Irônico porque na verdade as terras a beira do Rio Maracanã têm uma história indígena mais antiga que a do estádio mundial. O prédio onde funcionava o Museu do Índio foi construído pelo Duque de Saxe em 1862 e doado em 1910 ao Serviço de Proteção aos Índios, órgão estatal comandado pelo Marechal Rondon, quando de sua criação, em 1910. O objetivo é que o espaço fosse uma área de preservação da cultura indígena brasileira. Inicialmente, o prédio abrigou a sede do órgão federal, e posteriormente, entre 1953 e 1977, abrigou o Museu do Índio, criado por Darcy Ribeiro. Após essa data, o museu foi transferido para Botafogo e o prédio ficou abandonado. Vindos pro Rio de Janeiro na década de 90, o casal Guajajara não encontrou na metrópole nenhum espaço indígena, ocupado por indígenas, discutindo políticas indígenas. Hoje, a Aldeia funciona como um ponto de encontro político e cultural para todos os povos originários no Rio de Janeiro.

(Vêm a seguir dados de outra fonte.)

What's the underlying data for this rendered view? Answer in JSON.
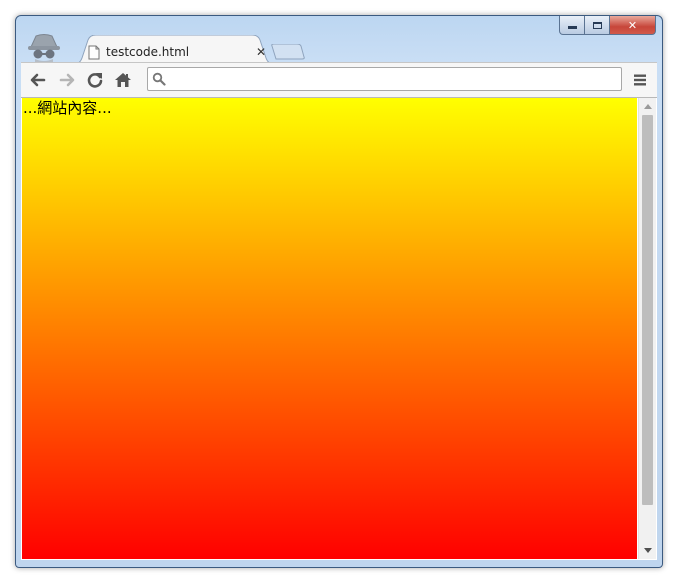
{
  "browser": {
    "tab": {
      "title": "testcode.html"
    },
    "omnibox": {
      "value": "",
      "placeholder": ""
    },
    "accent": "#bcd6f1"
  },
  "page": {
    "text": "...網站內容...",
    "gradient": {
      "from": "#ffff00",
      "to": "#ff0000"
    }
  },
  "icons": {
    "back": "arrow-left",
    "forward": "arrow-right",
    "reload": "reload",
    "home": "home",
    "menu": "hamburger",
    "search": "magnifier",
    "incognito": "spy"
  }
}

Muitos indígenas deixaram a ocupação depois da Retirada em 2013, a partir da oferta do governo de residências no programa Minha Casa, Minha Vida na região próxima à prefeitura da cidade e também no bairro de Jacarépagua. “Se o primeiro Cabral ofereceu espelho e pente pros nossos ancestrais, o Cabral de hoje oferece programa social” diz Urutau, em tom crítico ao esvaziamento do movimento. “Você vê o quanto a resistência ta reduzida aqui agora, hoje tem gente que foi pra Brasília, tem outros que foram vender artesanato, na prática somos muitos poucos aqui. A única forma de sustento são as palestras nas escolas e a venda de artesanato, senão não dá pra sobreviver. É triste dizer isso, muito triste mas é a cruel realidade.”

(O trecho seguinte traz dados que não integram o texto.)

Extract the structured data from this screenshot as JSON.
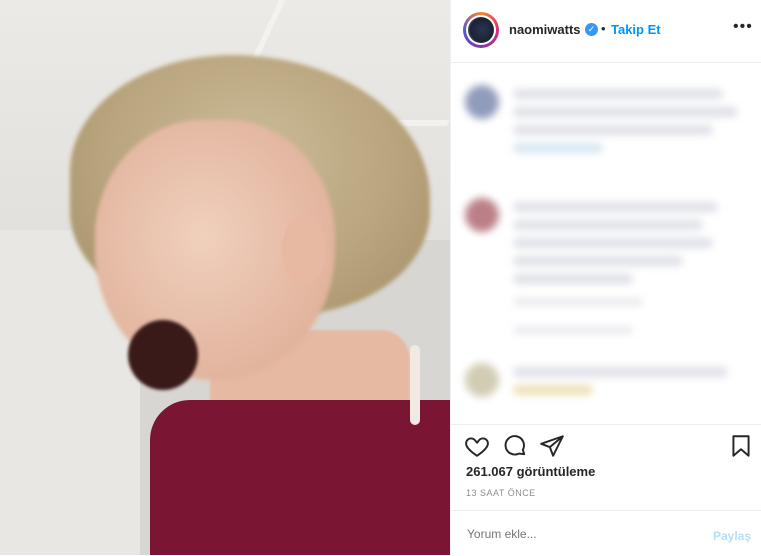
{
  "header": {
    "username": "naomiwatts",
    "separator": "•",
    "follow_label": "Takip Et",
    "more_label": "•••",
    "verified_icon": "✓"
  },
  "stats": {
    "views": "261.067 görüntüleme",
    "time_ago": "13 SAAT ÖNCE"
  },
  "comment_box": {
    "placeholder": "Yorum ekle...",
    "post_label": "Paylaş"
  },
  "icons": [
    "heart-icon",
    "comment-icon",
    "share-icon",
    "bookmark-icon",
    "verified-icon",
    "more-icon"
  ],
  "colors": {
    "accent": "#0095f6",
    "text": "#262626",
    "muted": "#8e8e8e",
    "post_disabled": "#b2dffc"
  }
}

A esperança vem de formas misteriosas e traz força àqueles que necessitam. Mutirões de plantio são organizados regularmente e com a ajuda da população próxima, o cimento vem sido retirado aos poucos e a plantação já possui uma variedade um tanto impressionante. Não é de se estranhar que a terra dê o seu melhor para ajudar os povos que de tantas tristezas, poderiam rega-la de lágrimas. As árvores crescem fortes como as pessoas ao seu redor, com toda beleza e teimosia de uma vida vinda da escassez do concreto, guiadas por seu propósito. Um dia a primavera há de chegar e apesar do medo iminente de outro desmatamento agressivo, os guerreiros se preparam para que assim como a natureza, as lutas estejam prontas para florescer.